Allowing the Centre’s plea, the court framed various questions, including as to whether right to privacy is a fundamental right, to be decided by a Constitution Bench.
“If yes, then what would be contours of the right to privacy,” the bench said while referring the matter to Chief Justice H.L. Dattu for setting up the larger Bench.
At an earlier hearing, Mr. Rohatgi, while backing the Aadhaar card scheme, had contended that right to privacy was not a fundamental right.
“No judgment explicitly cites right to privacy as a fundamental right. It is not there under the letters of Article 21 either. If this court feels that there must be clarity on this subject, only a Constitution Bench can decide,” he had said.
He had cited two judgments, pronounced by six and eight-judge Benches, which had held that right to privacy is not a fundamental right.
Subsequently, smaller Benches had held a contrary view and, hence the matter needed to be decided by a larger bench, he had said.
“Whether right to privacy is a fundamental right guaranteed under Part III of the Constitution of India, in the light of express ratio to the contrary by an eight-judge Bench in M.P. Sharma case and also by a six-judge Bench of this court in Kharak Singh’s case has to be decided,” Mr. Rohtagi had said.
Referring to pronouncements made in A.K. Gopalan, Maneka Gandhi and bank nationalisation cases, the top law officer had said that inconsistencies with regard to interpretation of certain fundamental rights can only be “squared up” by a larger Bench.
The Centre had opposed a plea seeking initiation of contempt proceedings against it, Reserve Bank of India (RBI) and others for allegedly insisting on Aadhaar cards to grant benefits of various schemes to citizens, saying it was not mandatory.
In pursuance of earlier orders, the government has conveyed to the States and authorities concerned not to make Aadhaar cards mandatory for availing benefits of various schemes, Additional Solicitor-General Pinky Anand had told the court.
The Bench was hearing a batch of pleas against decisions of some States to make Aadhar cards compulsory for a range of activities including payment of salary, provident fund disbursement, marriage and property registration.
The government had also said those having Aadhaar cards were being asked to provide it to authorities but it was optional.
Senior advocate Gopal Subramanium, appearing for Mathew Thomas, one of the PIL petitioners, had filed an application seeking initiation of contempt proceedings against the Centre and others, including the RBI, and the Election Commission.
He had alleged that the government and others were in violation of earlier orders that had said that no person should be denied any benefit or suffer for not having Aadhaar cards.Hindu
What is Aadhaar ?
Aadhaar is a 12-digit unique identification number issued by the Indian government to every individual resident of India.
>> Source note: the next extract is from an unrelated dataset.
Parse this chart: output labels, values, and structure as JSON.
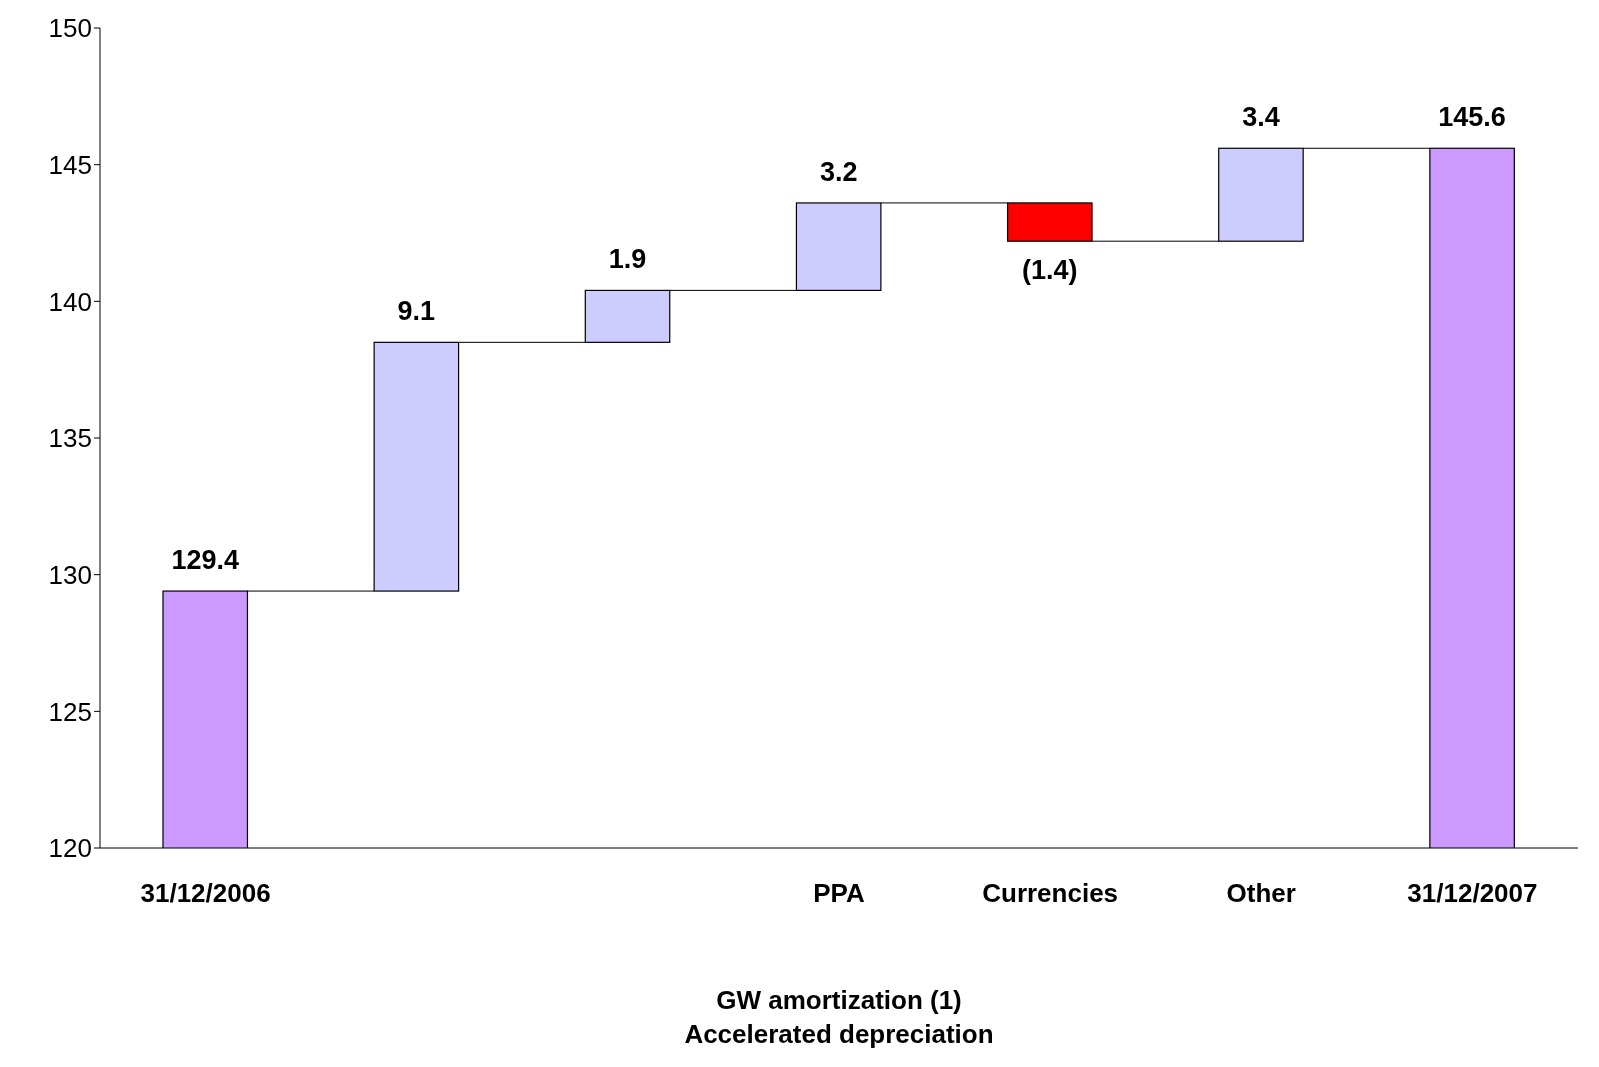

The Unique Identification Authority of India (UDAI), which functions under the Planning Commission of India, is responsible for managing Aadhaar numbers and Aadhaar identification cards.
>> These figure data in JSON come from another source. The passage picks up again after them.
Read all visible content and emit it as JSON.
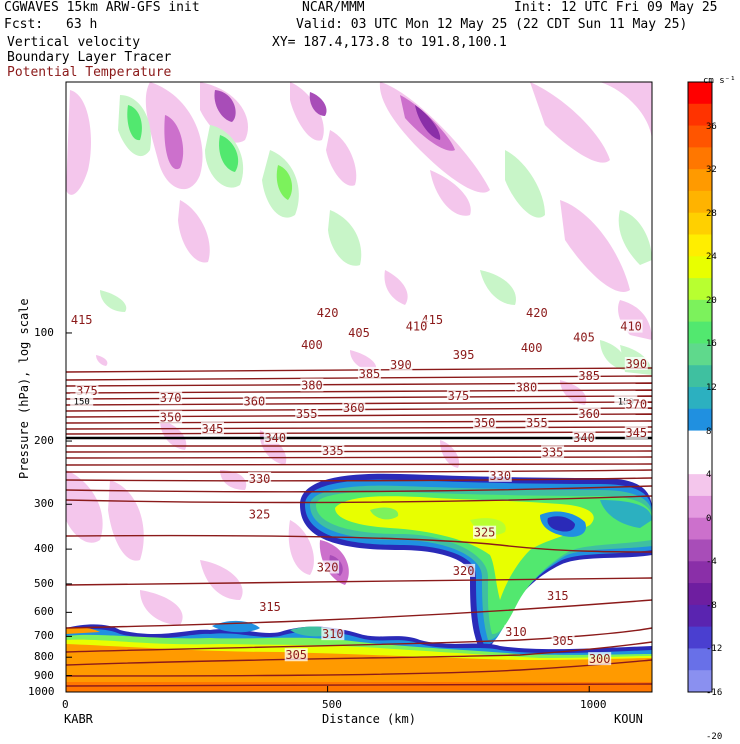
{
  "header": {
    "model": "CGWAVES 15km ARW-GFS init",
    "org": "NCAR/MMM",
    "init": "Init: 12 UTC Fri 09 May 25",
    "fcst_label": "Fcst:",
    "fcst_value": "63 h",
    "valid": "Valid: 03 UTC Mon 12 May 25 (22 CDT Sun 11 May 25)",
    "field1": "Vertical velocity",
    "xy": "XY= 187.4,173.8 to 191.8,100.1",
    "field2": "Boundary Layer Tracer",
    "field3": "Potential Temperature",
    "field3_color": "#8b1a1a"
  },
  "axes": {
    "ylabel": "Pressure (hPa), log scale",
    "xlabel": "Distance (km)",
    "x_ticks": [
      "0",
      "500",
      "1000"
    ],
    "y_ticks": [
      "100",
      "200",
      "300",
      "400",
      "500",
      "600",
      "700",
      "800",
      "900",
      "1000"
    ],
    "left_station": "KABR",
    "right_station": "KOUN"
  },
  "colorbar": {
    "units": "cm s⁻¹",
    "labels": [
      "36",
      "32",
      "28",
      "24",
      "20",
      "16",
      "12",
      "8",
      "4",
      "0",
      "-4",
      "-8",
      "-12",
      "-16",
      "-20"
    ],
    "colors": [
      "#ff0000",
      "#ff3300",
      "#ff5500",
      "#ff7700",
      "#ff9a00",
      "#ffb300",
      "#ffd000",
      "#ffee00",
      "#e8ff00",
      "#b8ff30",
      "#7cf25c",
      "#52e86f",
      "#5fd98c",
      "#3fc0a0",
      "#2cb0c0",
      "#2090e0",
      "#ffffff",
      "#ffffff",
      "#f4c6ec",
      "#e49ae0",
      "#cc70cc",
      "#a84db8",
      "#8a2fa8",
      "#6e1ea0",
      "#5a24b0",
      "#4a3fd0",
      "#6870e8",
      "#8a90f0"
    ],
    "dark_colors": [
      "#2cb0c0",
      "#2090e0",
      "#5a24b0",
      "#4a3fd0"
    ]
  },
  "chart_data": {
    "type": "contour",
    "x_range_km": [
      0,
      1120
    ],
    "y_range_hPa": [
      1000,
      20
    ],
    "y_scale": "log",
    "theta_labels": [
      {
        "v": "415",
        "km": 30,
        "p": 92
      },
      {
        "v": "420",
        "km": 500,
        "p": 88
      },
      {
        "v": "415",
        "km": 700,
        "p": 92
      },
      {
        "v": "420",
        "km": 900,
        "p": 88
      },
      {
        "v": "410",
        "km": 1080,
        "p": 96
      },
      {
        "v": "405",
        "km": 560,
        "p": 100
      },
      {
        "v": "410",
        "km": 670,
        "p": 96
      },
      {
        "v": "400",
        "km": 470,
        "p": 108
      },
      {
        "v": "395",
        "km": 760,
        "p": 115
      },
      {
        "v": "400",
        "km": 890,
        "p": 110
      },
      {
        "v": "405",
        "km": 990,
        "p": 103
      },
      {
        "v": "390",
        "km": 640,
        "p": 123
      },
      {
        "v": "385",
        "km": 580,
        "p": 130
      },
      {
        "v": "390",
        "km": 1090,
        "p": 122
      },
      {
        "v": "380",
        "km": 470,
        "p": 140
      },
      {
        "v": "385",
        "km": 1000,
        "p": 132
      },
      {
        "v": "380",
        "km": 880,
        "p": 142
      },
      {
        "v": "375",
        "km": 40,
        "p": 145
      },
      {
        "v": "370",
        "km": 200,
        "p": 152
      },
      {
        "v": "375",
        "km": 750,
        "p": 150
      },
      {
        "v": "360",
        "km": 360,
        "p": 155
      },
      {
        "v": "150",
        "km": 30,
        "p": 154
      },
      {
        "v": "150",
        "km": 1070,
        "p": 154
      },
      {
        "v": "370",
        "km": 1090,
        "p": 158
      },
      {
        "v": "355",
        "km": 460,
        "p": 168
      },
      {
        "v": "360",
        "km": 550,
        "p": 162
      },
      {
        "v": "360",
        "km": 1000,
        "p": 168
      },
      {
        "v": "350",
        "km": 200,
        "p": 172
      },
      {
        "v": "350",
        "km": 800,
        "p": 178
      },
      {
        "v": "355",
        "km": 900,
        "p": 178
      },
      {
        "v": "345",
        "km": 280,
        "p": 185
      },
      {
        "v": "340",
        "km": 400,
        "p": 196
      },
      {
        "v": "340",
        "km": 990,
        "p": 196
      },
      {
        "v": "345",
        "km": 1090,
        "p": 190
      },
      {
        "v": "335",
        "km": 510,
        "p": 213
      },
      {
        "v": "335",
        "km": 930,
        "p": 215
      },
      {
        "v": "330",
        "km": 370,
        "p": 255
      },
      {
        "v": "330",
        "km": 830,
        "p": 250
      },
      {
        "v": "325",
        "km": 370,
        "p": 320
      },
      {
        "v": "325",
        "km": 800,
        "p": 360
      },
      {
        "v": "320",
        "km": 500,
        "p": 450
      },
      {
        "v": "320",
        "km": 760,
        "p": 460
      },
      {
        "v": "315",
        "km": 390,
        "p": 580
      },
      {
        "v": "315",
        "km": 940,
        "p": 540
      },
      {
        "v": "310",
        "km": 510,
        "p": 690
      },
      {
        "v": "310",
        "km": 860,
        "p": 680
      },
      {
        "v": "305",
        "km": 440,
        "p": 790
      },
      {
        "v": "305",
        "km": 950,
        "p": 720
      },
      {
        "v": "300",
        "km": 1020,
        "p": 810
      }
    ]
  }
}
The Aadhaar project was initiated as an attempt towards having a single, unique identification document or number that would capture all the details, including demographic and biometric information, of every resident Indian individual. Currently there are a plethora of identity documents in India including passports, permanent account numbers (PANs), driving licenses and ration cards.
The Aadhaar card / UID will not replace these identification documents but can be used as the sole identification proof when applying for other things. It will also serve as the basis for Know Your Customer (KYC) norms used by banks, financial institutions, telecom firms and other businesses that maintain customer profiles. Aadhaar numbers will eventually serve as the basis for a database with which disadvantaged Indian residents can access services that have been denied to them due to lack of identification documents.
A resident Indian can apply for the Aadhaar number and card by submitting the existing proof of identity (passport, PAN card, driving license, etc.) and proof of address (phone/ power bill, bank statements, etc.) and by undergoing biometric profiling (fingerprints and iris scan) at any Aadhaar center.